As alternativas são limitadas. A AIE estima que apenas a Arábia Saudita e os Emirados Árabes Unidos possuem oleodutos capazes de contornar parcialmente o estreito, com uma capacidade entre 3,5 e 5,5 milhões de barris por dia, muito inferior aos volumes normalmente transportados.

Diante do choque, os países membros da AIE decidiram, na quarta-feira, 11 de março, uma libertação coordenada de 400 milhões de barris de reservas estratégicas, a maior da história da instituição. Esta medida mobiliza principalmente os Estados Unidos, Japão e economias europeias, visando aliviar temporariamente as tensões nos mercados.

No entanto, estes volumes correspondem apenas a alguns dias de consumo mundial e não conseguem compensar de forma sustentável a perda de fornecimento.

Efeitos já visíveis nos mercados africanos

Os fluxos de petróleo destinados à África através do Estreito de Ormuz são relativamente reduzidos. Segundo a AIE, transitam cerca de 0,2 milhão de barris por dia de petróleo bruto e 0,6 milhão de barris por dia de produtos petrolíferos para o continente. Apesar desta exposição direta limitada, os efeitos da crise são rapidamente sentidos. O impacto transmite-se através da reorganização global dos fluxos de produtos petrolíferos, afetando os preços.

Muitos países africanos dependem da importação de combustíveis refinados, especialmente gasóleo e gasolina.

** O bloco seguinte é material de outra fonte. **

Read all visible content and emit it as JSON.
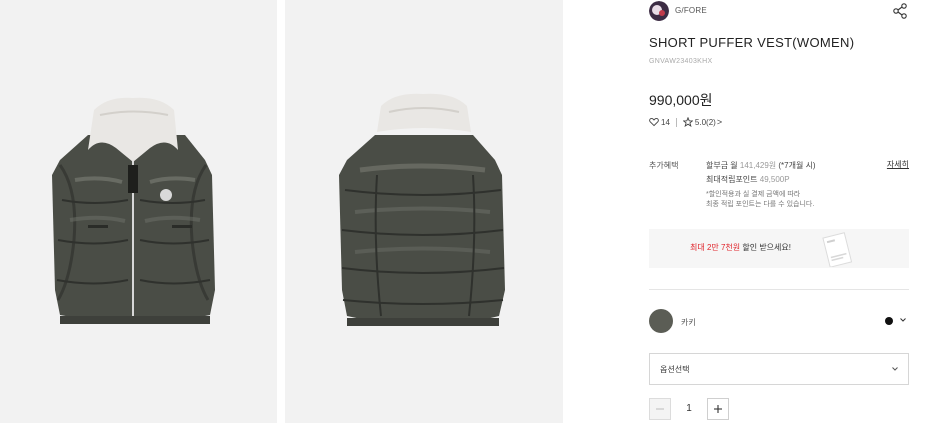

Com as tensões nos mercados, surgem dificuldades de abastecimento e os preços aumentam imediatamente. Segundo a Bloomberg, os preços dos combustíveis mais que duplicaram na Somália, enquanto na África do Sul se espera um aumento de pelo menos 50% no custo do gasóleo. No Quénia, medidas fiscais foram adotadas para conter os preços e algumas bombas enfrentam rutura de stock.

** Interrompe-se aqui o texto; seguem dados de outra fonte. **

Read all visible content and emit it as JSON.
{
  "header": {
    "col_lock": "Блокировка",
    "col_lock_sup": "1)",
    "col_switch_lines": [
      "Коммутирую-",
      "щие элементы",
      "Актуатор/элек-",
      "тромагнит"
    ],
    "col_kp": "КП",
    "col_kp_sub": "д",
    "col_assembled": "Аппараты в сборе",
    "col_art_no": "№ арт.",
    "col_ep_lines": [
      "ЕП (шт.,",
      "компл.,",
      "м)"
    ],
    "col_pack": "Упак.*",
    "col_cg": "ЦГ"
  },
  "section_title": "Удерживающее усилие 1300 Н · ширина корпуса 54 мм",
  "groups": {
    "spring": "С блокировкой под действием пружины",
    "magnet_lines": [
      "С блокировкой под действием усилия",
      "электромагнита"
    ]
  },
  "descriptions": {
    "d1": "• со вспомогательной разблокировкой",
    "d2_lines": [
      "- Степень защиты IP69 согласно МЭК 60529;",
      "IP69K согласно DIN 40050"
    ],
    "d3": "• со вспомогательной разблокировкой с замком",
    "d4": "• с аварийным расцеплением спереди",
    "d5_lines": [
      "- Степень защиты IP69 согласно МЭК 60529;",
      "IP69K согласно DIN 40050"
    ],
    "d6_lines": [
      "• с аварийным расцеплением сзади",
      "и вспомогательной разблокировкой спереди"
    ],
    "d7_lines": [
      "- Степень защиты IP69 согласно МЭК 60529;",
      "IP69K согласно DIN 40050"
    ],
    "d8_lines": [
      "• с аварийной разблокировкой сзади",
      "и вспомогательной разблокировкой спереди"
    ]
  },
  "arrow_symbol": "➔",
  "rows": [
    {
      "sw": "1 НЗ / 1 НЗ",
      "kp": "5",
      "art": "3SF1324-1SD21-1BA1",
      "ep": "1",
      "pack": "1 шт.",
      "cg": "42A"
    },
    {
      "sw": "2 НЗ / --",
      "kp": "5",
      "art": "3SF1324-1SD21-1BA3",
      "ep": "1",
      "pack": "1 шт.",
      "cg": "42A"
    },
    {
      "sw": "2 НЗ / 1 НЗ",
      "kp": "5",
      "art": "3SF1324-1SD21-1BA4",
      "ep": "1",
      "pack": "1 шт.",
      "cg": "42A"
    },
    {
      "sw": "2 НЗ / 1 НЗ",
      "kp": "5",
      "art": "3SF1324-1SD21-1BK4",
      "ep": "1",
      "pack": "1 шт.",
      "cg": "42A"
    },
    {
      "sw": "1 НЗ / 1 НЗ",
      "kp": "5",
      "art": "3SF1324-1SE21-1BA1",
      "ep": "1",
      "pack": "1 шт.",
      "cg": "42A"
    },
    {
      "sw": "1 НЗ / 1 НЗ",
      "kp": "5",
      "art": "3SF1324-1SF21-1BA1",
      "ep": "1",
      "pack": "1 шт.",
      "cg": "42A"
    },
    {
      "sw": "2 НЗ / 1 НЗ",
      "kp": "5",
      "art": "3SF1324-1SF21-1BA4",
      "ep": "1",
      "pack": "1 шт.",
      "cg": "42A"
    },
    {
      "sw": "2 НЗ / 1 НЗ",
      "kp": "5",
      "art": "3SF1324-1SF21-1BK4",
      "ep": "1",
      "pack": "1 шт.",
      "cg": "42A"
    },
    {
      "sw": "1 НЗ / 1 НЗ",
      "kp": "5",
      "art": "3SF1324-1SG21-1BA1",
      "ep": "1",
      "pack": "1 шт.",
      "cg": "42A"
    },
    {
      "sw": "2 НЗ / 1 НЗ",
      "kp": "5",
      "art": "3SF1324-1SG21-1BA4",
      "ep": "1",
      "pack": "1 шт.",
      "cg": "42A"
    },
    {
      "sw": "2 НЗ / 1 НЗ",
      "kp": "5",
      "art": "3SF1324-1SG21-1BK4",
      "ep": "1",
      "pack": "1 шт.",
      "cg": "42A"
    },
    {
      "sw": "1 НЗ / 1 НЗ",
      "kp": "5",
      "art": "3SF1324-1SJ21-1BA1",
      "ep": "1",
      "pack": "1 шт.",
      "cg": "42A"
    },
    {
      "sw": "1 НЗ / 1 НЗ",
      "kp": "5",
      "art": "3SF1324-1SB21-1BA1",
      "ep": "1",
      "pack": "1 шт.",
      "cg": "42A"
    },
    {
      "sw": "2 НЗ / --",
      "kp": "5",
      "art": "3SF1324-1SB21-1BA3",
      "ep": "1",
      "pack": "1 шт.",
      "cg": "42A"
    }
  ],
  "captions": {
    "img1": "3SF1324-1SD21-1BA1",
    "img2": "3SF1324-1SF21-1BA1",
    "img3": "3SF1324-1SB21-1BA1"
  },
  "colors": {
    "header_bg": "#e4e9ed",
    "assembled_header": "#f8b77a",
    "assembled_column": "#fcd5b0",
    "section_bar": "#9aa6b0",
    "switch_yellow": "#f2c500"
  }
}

A Nigéria, um dos maiores produtores de petróleo do continente, parece resistir melhor à crise, graças, nomeadamente, à refinaria Dangote, que contribui para garantir o abastecimento, embora os preços nos postos também tenham aumentado, segundo a Bloomberg.

Vulnerabilidade estrutural exige respostas duradouras

Esta crise evidencia uma vulnerabilidade estrutural para muitos países africanos, especialmente na África Subsaariana. Um bloqueio logístico, seja global como no Estreito de Ormuz ou local, como recentemente no Mali devido a ataques de grupos terroristas, pode rapidamente afetar o abastecimento e comprometer a rede elétrica e os transportes.

Neste contexto, desenvolver capacidades locais de refinação pode ser uma primeira resposta para reduzir a dependência de produtos petrolíferos importados, como exemplifica o caso da Nigéria. Reforçar a produção de eletricidade a partir de fontes renováveis e eletrificar setores como o transporte também pode reduzir a exposição a estes choques, diminuindo a necessidade de combustíveis fósseis.